Vested interests do not want their political, social, and financial currency de-based by being confronted by the real world. Governments have, therefore, tended to put scientists in a metaphorical box and to only open the lid when they are needed, thus reducing science to a technical service function, supplying support, advice, and economic goods. These boxes can take many forms, from the containment of advisers with a set of rules to forums created for science to play within, like the Intergovernmental Panel on Climate Change (IPCC). Until recently, I was chief scientific adviser in the U.K. government on food and environment, a role that only slightly corrected for poor integration of science within government.

It is this systematic exclusion that leads to the underrepresentation of scientists in politics and government. Scientific culture is dominated by human social culture and is forced to play by its rules. As C. P. Snow said 60 years ago, “This polarisation is sheer loss to us all.” Politics would look very different if it were more evenly balanced between these cultures. Aristotle saw politics as legislative science or learning by experience. Politics was itself a scientific inquiry, thus reversing the current maxim that science lies outside politics. In Aristotle's world, scientists would be those who designed policies to solve tricky problems.

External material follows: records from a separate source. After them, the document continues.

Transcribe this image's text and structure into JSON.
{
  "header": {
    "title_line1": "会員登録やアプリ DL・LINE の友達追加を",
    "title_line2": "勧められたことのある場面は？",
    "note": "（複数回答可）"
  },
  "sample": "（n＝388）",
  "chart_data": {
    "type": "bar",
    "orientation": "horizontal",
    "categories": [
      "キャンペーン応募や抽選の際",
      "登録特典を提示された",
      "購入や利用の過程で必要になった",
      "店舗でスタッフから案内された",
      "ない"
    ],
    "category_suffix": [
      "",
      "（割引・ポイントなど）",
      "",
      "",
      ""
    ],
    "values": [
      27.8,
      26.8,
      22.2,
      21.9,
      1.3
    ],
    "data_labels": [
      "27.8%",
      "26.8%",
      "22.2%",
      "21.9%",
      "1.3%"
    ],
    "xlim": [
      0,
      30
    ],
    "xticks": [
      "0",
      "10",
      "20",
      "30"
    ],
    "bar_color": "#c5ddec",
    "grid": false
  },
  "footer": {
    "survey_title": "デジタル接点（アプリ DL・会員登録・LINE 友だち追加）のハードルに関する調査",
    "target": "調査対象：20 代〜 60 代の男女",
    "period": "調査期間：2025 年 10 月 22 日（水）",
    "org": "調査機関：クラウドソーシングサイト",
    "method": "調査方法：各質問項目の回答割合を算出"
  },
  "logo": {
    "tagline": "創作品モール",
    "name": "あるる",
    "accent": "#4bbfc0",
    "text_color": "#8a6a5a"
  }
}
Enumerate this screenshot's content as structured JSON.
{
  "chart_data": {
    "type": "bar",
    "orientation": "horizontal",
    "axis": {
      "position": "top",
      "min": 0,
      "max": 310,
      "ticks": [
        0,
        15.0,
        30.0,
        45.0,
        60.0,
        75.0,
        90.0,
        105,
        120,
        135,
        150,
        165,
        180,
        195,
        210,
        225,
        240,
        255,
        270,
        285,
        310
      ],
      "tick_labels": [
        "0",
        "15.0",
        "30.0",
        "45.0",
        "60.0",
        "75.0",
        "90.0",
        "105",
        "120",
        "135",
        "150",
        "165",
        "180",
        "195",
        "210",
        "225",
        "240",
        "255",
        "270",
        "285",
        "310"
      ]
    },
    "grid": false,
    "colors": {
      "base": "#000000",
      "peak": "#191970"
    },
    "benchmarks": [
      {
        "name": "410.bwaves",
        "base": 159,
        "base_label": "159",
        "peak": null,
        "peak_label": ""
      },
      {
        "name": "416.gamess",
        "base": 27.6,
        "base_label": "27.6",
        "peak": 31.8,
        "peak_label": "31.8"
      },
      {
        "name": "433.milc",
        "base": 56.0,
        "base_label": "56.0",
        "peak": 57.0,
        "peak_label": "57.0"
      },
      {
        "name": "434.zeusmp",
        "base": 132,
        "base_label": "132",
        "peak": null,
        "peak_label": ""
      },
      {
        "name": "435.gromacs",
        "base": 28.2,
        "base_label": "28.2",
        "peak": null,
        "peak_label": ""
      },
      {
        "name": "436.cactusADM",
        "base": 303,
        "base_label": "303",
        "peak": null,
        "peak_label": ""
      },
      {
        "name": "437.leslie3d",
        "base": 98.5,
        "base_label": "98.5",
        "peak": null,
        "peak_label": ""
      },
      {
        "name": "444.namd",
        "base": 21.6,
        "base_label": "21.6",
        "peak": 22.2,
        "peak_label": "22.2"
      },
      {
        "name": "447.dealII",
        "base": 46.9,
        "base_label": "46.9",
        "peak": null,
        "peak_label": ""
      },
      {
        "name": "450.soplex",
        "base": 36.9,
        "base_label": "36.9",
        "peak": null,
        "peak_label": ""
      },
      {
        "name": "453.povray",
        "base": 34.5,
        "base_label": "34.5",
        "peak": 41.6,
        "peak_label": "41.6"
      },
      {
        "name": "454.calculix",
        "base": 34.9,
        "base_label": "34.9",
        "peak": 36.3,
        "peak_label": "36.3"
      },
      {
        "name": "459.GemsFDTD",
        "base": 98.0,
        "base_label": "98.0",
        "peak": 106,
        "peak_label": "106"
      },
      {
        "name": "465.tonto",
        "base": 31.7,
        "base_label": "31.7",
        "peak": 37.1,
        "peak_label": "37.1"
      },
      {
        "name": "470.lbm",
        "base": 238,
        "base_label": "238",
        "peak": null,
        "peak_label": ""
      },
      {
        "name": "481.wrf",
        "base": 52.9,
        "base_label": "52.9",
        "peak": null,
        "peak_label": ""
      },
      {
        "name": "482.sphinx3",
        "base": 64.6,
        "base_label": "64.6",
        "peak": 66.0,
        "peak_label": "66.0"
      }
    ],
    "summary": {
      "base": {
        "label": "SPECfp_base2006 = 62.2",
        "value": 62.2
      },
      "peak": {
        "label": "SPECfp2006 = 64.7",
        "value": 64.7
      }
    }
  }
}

The modern idiom of scientists as the custodians and discoverers of knowledge is much too restrictive. When contested issues arise, society needs scientists to be dominant voices acting as authoritative, impartial, and trusted arbiters who can explain where uncertainties lie in evidence and the likely consequences of alternative futures.

Unfortunately, with the possible exception of climate change (helped by the IPCC), scientists are left to struggle to form a politically influential caucus working within its own rules. The alternative is capture by the language and ways of the other culture. Under this scenario, science becomes yet another money-grabbing vested interest. As a result, many of those who would most benefit from listening put scientists in an opposing political box and close the lid. Advocacy is the surest and most rapid way to achieve such an effect. It can compromise the impartiality of scientific evidence and do more harm than good. When science becomes captured by normal politics, its value drains away.

Unless the scientific community grips this problem of systemic disempowerment within government and politics, science will continue to be manipulated within a political game dominated by vested interests. The underrepresentation of science seems likely to continue unless the process of government itself becomes more diverse. Scientists themselves can help by demonstrating greater thought leadership, showing more enthusiasm to become part of government in all its forms, and valuing the contributions of colleagues who get involved. They need to break out of their synthetic box and politely refuse to have the lid closed on them.